Vatican City, Oct 2, 2005 / 22:00 pm
In an lengthy and profound commentary on the Letter of Saint Paul to the Corinthians in today’s liturgy of hours, Pope Benedict XVI initiated Monday the Synod of Bishops on the Eucharist, inviting the 241 prelates to “think and act” like Jesus Christ in these days of work and reflection.
The Pontiff read from the reading of Saint Paul in his letter to the Corinthians: “ rejoice, change and encourage each other, and live in peace, and the God of Love and Peace will be with you,” and in the following he proposed five imperatives and one promise, that he developed in his reflection.
“One of the functions of collegiality, is helping us to know the gaps that we don’t see: it isn’t easy to see ones own flaws and the others see them better than we do,” the pope said, commentating the “need to change mutually.”
“Fraternal correction, helps to be more open, so that each one of us might find the truth, his integrity as an instrument of God.
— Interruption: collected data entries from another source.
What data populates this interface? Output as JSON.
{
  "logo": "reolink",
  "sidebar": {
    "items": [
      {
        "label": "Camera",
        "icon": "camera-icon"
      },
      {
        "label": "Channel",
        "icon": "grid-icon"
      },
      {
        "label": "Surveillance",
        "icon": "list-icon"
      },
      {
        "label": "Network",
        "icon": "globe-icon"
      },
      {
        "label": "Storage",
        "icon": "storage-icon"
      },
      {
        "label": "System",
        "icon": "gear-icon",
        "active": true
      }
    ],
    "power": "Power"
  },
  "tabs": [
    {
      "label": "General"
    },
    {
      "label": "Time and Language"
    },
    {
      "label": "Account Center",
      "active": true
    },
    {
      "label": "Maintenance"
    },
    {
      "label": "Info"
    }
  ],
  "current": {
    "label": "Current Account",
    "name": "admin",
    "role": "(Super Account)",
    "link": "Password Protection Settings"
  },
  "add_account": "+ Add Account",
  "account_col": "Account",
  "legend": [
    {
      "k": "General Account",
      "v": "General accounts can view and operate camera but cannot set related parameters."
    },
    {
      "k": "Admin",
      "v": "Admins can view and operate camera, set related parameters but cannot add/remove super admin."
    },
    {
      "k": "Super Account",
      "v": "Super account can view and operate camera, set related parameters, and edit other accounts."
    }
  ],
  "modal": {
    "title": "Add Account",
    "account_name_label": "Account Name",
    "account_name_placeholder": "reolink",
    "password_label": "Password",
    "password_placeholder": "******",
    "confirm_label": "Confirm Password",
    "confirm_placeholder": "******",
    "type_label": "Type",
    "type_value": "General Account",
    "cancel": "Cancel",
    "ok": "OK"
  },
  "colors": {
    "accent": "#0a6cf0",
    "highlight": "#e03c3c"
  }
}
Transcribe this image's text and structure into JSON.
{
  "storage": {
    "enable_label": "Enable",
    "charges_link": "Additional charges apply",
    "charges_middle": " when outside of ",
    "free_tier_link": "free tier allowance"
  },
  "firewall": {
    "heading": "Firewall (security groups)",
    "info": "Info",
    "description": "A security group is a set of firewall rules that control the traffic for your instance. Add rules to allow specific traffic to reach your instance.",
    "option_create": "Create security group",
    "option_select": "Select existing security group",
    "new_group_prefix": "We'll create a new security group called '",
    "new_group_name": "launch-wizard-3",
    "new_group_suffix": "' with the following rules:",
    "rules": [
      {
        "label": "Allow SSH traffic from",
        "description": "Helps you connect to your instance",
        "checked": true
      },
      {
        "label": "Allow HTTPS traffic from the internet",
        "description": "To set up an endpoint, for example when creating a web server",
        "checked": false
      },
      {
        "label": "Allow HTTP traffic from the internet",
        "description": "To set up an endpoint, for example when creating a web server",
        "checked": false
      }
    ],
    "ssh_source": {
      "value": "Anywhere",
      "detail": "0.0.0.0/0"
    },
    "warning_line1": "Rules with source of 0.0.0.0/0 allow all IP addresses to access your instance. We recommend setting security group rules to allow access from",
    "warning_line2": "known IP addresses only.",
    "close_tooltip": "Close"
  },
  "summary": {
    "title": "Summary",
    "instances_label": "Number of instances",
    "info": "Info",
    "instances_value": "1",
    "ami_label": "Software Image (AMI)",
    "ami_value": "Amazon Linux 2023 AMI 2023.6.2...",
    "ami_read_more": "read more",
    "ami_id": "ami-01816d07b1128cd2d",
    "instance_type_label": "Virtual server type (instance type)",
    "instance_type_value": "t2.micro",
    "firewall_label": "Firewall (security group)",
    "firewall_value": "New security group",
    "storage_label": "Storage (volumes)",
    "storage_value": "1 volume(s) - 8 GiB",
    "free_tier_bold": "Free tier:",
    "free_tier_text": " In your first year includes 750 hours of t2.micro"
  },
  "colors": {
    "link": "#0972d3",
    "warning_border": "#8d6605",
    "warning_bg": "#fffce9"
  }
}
All of this require humility, to prevent the thought that one is superior to the others, but to help us mutually.”
The Holy Father said during his intervention “we can help each other in a great act of love, and true collegial affection. When a person is desperate , and doesn’t know how to go forth, he needs consolation, that someone might be with her, that encourages her, and fulfills the role of the comforting Holy Spirit.”
Faith reminded the pope, is “the common fundament upon which we work”, and in the words of Saint Paul, “ there is an invitation to remain always in these fundaments that precede us, to keep this common faith. Each one of us should live the faith according to its original characteristics, but always remembering that this faith precedes us.”
The Holy Father concluded encouraging the participants to the Synod to be “instruments of Christ” and “to enter in the thoughts and in the feelings of the Lord.”
That is the meaning of the last warning of the Apostle”, the pope continued: “thinking with Christ’s thought”; he invited the prelates to “feel Christ’s thinking in the scripture, to learn to think like Christ, to reflect on Christ’s thinking and therefore to acquire Christ’s feelings, and being able to give to others Christ’s thinking and feelings.”
He finished with an optimistic tone: “ God precedes us. He already gave us everything. He gave us peace, forgiveness and love. He is with us. Only for the fact that he is with us, for that in baptism we received his grace, in the confirmation of the Holy Spirit, in the Sacrament of the Ordination we received his mission, we can know act, cooperate with his presence that precedes us. All of our action of which the five imperatives talk about, is a cooperation, a collaboration with the God of peace that is with us.”